El marqués de Halifax se apresuró a explicar los motivos de su venida al castillo, diciendo:
—Yo iba a bordo de un bergantín, con el cual debía cumplir cierta misión, inútil de explicar ahora, señor Barón, y reunirme más tarde con el general Burgoyne, cuya flota, formada por numerosas y potentes naves —y el marqués recalcó bien los objetivos—, cruza en este momento el Champlain. Desgraciadamente, la tempestad que reinaba en el lago ha hecho naufragar mi barco y obligóme a buscar refugio, valiéndome de una chalupa, en una de nuestras corbetas, cuya presencia denunciaban los numerosos disparos de su artillería a través de la niebla. Tuve la buena suerte de hallar una, en efecto, y pronto me encontré a su bordo sano y salvo; la congelación del lago nos ha sorprendido, aprisionando nuestro navío. Inmovilizados por el hielo, con la perspectiva de una especie de invernada polar, y forzados a una inactividad reñida con nuestros caracteres y habitudes, nuestra existencia no se presentaba muy halagüeña, a decir verdad. Aún con todo, nos habríamos resignado si no tropezáramos con un gravísimo inconveniente.
—¿Cuál?
—Nuestras provisiones de licores, y sobre todo de ginebra, estaban casi agotadas, y como nosotros somos todos, desde yo al último muchacho, formidables bebedores, estábamos expuestos a una abstinencia molesta por demás. Por fortuna, uno de nuestros guías canadienses vino en nuestra ayuda, diciéndonos:
»—A cierta distancia de donde nos encontramos se eleva un castillo, propiedad del barón de Clairmont, perfecto caballero francés, amigo de Inglaterra, muy rico y propietario de despensas admirables provistas de continuo.
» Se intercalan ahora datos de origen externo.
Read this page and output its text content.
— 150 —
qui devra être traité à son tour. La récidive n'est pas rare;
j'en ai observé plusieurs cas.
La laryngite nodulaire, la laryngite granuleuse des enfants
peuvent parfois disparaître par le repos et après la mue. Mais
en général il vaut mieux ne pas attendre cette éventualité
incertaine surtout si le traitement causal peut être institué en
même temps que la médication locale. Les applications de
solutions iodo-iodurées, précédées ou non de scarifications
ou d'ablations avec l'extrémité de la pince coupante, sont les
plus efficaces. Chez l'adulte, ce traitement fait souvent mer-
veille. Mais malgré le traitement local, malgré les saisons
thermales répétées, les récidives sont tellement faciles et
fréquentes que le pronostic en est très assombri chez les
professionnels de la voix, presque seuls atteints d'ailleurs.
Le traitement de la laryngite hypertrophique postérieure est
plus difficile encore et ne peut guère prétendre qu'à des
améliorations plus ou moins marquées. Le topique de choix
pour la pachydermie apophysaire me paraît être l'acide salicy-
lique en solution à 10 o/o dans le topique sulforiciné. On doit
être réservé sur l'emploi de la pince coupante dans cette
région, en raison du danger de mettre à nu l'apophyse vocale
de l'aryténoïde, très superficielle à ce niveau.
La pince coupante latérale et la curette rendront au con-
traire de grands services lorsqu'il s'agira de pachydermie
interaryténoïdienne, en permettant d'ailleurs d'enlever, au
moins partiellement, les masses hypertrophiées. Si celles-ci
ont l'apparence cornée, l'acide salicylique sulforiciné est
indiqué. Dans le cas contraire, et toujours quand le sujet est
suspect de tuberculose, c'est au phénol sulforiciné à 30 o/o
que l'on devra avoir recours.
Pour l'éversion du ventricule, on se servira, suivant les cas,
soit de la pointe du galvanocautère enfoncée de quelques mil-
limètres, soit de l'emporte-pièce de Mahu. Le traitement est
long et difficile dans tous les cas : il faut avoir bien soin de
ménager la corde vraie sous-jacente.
»La nueva fue para nosotros gratísima, señor de Clairmont.
»—¡Diantre! —nos dijimos—. ¿Y si fuésemos a hacer una visita a ese excelente caballero francés? Después de todo, se trata de un aliado nuestro, o, mejor dicho, de un súbdito del rey Jorge de Inglaterra, del cual somos soldados, defensores de sus santos derechos, manumitidos por un puñado de insensatos facinerosos… Dicho y hecho. Y aquí nos tenéis, señor barón…
—¿Para que os surta de licores que os hacen falta? —preguntó el aludido, con cierto viso de ironía.
—Y para tener el gusto de conoceros personalmente —repuso intencionado el marqués de Halifax—. Espero que nos haréis el honor de presentarnos a vuestra familia y amigos.
El barón se inclinó ligeramente, con cortés frialdad, y dijo a su hijo menor:
—Carlos, manda abrir el salón grande y conduce allá a estos señores.
—Está bien, padre mío —respondió el joven.
El señor de Clairmont se alejó. Carlos llamó a su criado indio y habló con él algunos instantes.
El marqués de Halifax volvióse a un oficial de aspecto repulsivo que no se había separado de su lado durante la escena, y cuyas facciones estaban medio ocultas tras la peluca y una hirsuta barbaza, y le dijo:
—La acogida no ha podido ser más cordial, me parece.
—Sí, señor marqués —respondió el otro.
—¿Te habrás engañado?
—Imposible.
—Lo juraría.
—¡Hum!…
—Lo he visto con mis propios ojos acudir en socorro de «Cabeza de Piedra» acompañado del barón de Clairmont, precisamente cuando los iroqueses estaban a punto de acabar con la última resistencia de los mandanos.
—¿Y crees que pueda estar también ella, Mary Wentwort, la mujer a quien amo todavía, a pesar de todo, y a quien he de arrebatar del lado de mi hermano, aun a costa de un delito sea cual sea?
—Sí, yo sé que una extranjera europea reside en el castillo… No puede ser otra que ella.
—Acaso te equivoques.
—No, no; el instinto me dice que estoy en lo cierto.
—¡Ah, si el infierno te escuchase!…
—Por otra parte…, pronto lo habéis de saber.
—¿Cómo?… ¿Viendo a esa dama extranjera?
—Al contrario, si no la veis.
—No acierto a comprenderte, maestre Davis.
—Pues es bien sencillo: si es efectivamente Mary Wentwort, el barón de Clairmont se guardará muy bien de presentárosla.
—Eres más listo de lo que yo me figuraba.
—¡Bah!…
—Por lo pronto, ya estamos en el castillo…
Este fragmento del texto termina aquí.